Condé Nast ha dejado de mirar a Google como una fuente segura de lectores. El grupo que edita Vogue, The New Yorker, Vanity Fair y Wired, entre otros muchos medios, prepara sus negocios como si el tráfico del buscador fuera a reducirse a una presencia residual, una decisión que convierte el temor a Google Zero en una estrategia empresarial y que anticipa el cambio de época para los medios que durante años crecieron al calor del SEO.

Condé Nast ha empezado a planificar sus negocios digitales bajo una hipótesis que resume el cambio más profundo que afrontan los grandes editores en la nueva etapa de la búsqueda con inteligencia artificial: el tráfico procedente de Google puede dejar de ser una base fiable para sostener ingresos, audiencias y previsiones comerciales. Roger Lynch, consejero delegado del grupo propietario de Vogue, The New Yorker, Vanity Fair, Wired, GQ, Architectural Digest, Condé Nast Traveler y Pitchfork, ha trasladado a sus equipos que preparen sus planes como si el tráfico de búsqueda fuera cero, después de varios ejercicios en los que las caídas reales superaron las previsiones internas.

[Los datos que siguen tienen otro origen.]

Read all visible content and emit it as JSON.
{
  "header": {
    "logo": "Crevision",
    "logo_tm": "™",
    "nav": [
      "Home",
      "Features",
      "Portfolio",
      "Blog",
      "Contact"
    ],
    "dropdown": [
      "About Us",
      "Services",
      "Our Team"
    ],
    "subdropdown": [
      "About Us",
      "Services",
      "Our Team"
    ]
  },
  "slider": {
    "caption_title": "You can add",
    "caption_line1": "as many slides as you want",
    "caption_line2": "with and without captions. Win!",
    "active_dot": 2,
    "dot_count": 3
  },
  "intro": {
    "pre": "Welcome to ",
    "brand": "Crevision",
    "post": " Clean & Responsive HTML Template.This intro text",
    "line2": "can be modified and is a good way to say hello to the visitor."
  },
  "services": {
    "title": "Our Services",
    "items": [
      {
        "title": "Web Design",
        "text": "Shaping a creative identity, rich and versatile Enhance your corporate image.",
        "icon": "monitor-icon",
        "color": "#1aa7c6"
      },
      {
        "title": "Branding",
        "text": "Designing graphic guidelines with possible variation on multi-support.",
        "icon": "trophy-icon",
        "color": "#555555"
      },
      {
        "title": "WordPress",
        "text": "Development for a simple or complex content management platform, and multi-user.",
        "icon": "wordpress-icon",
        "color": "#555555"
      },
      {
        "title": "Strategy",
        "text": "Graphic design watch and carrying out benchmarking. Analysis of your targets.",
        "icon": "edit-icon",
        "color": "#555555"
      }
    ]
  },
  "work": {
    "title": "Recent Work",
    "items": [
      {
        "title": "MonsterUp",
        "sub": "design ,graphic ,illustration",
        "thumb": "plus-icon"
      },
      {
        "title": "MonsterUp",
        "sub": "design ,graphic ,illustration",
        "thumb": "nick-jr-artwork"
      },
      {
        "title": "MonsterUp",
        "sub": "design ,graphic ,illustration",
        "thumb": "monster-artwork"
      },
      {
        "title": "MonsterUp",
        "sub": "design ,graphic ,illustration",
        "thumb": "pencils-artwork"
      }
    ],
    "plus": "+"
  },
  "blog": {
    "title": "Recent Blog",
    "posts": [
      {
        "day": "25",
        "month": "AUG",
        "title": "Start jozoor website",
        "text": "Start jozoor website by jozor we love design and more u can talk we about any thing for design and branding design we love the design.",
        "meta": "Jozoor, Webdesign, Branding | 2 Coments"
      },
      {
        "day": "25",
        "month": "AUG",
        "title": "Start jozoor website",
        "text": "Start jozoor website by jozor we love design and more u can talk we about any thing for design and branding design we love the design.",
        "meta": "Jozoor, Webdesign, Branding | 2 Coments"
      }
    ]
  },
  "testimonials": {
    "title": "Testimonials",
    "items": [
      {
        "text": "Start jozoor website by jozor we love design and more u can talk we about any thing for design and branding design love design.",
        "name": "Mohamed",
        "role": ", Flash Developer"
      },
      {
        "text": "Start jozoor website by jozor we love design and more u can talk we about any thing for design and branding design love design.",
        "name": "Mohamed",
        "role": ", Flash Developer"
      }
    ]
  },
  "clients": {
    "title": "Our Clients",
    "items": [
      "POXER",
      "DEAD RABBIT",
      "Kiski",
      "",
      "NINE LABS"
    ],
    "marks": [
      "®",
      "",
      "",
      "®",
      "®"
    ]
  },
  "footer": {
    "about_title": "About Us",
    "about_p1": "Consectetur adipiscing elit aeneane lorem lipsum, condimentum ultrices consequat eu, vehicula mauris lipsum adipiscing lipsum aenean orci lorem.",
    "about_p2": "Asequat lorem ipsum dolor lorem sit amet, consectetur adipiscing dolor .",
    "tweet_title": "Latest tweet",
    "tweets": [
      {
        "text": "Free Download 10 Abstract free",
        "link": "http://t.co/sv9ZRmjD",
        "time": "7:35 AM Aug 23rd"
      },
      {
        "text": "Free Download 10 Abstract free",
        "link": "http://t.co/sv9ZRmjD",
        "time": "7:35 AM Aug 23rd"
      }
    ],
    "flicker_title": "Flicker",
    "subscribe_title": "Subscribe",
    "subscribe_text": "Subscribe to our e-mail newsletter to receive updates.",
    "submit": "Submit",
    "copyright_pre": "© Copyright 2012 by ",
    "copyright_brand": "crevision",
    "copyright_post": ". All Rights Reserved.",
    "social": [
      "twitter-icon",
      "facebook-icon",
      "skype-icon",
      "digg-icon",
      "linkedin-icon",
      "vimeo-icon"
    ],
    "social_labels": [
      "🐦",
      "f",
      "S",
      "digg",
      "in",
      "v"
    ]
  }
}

La instrucción no significa que Condé Nast espere una desaparición literal e inmediata de Google como canal de entrada. Lynch ha explicado que su previsión es que la búsqueda termine representando una parte de un solo dígito dentro del tráfico total. La diferencia es empresarial: el grupo ha dejado de organizar sus presupuestos bajo la expectativa de que Google seguirá enviando un volumen significativo de usuarios y ha pasado a considerar cualquier tráfico procedente del buscador como un añadido, no como una premisa estructural del negocio.

Search Engine Journal ha recogido que la decisión llegó tras tres años de previsiones fallidas. Condé Nast incorporaba en sus presupuestos descensos del tráfico de búsqueda porque ya observaba el impacto de los cambios algorítmicos, pero cada año el retroceso fue mayor de lo anticipado. Ante ese patrón, Lynch pidió a los equipos que dejaran de proyectar una caída gradual y que trabajaran directamente con el supuesto más exigente: un negocio capaz de funcionar sin depender de la búsqueda.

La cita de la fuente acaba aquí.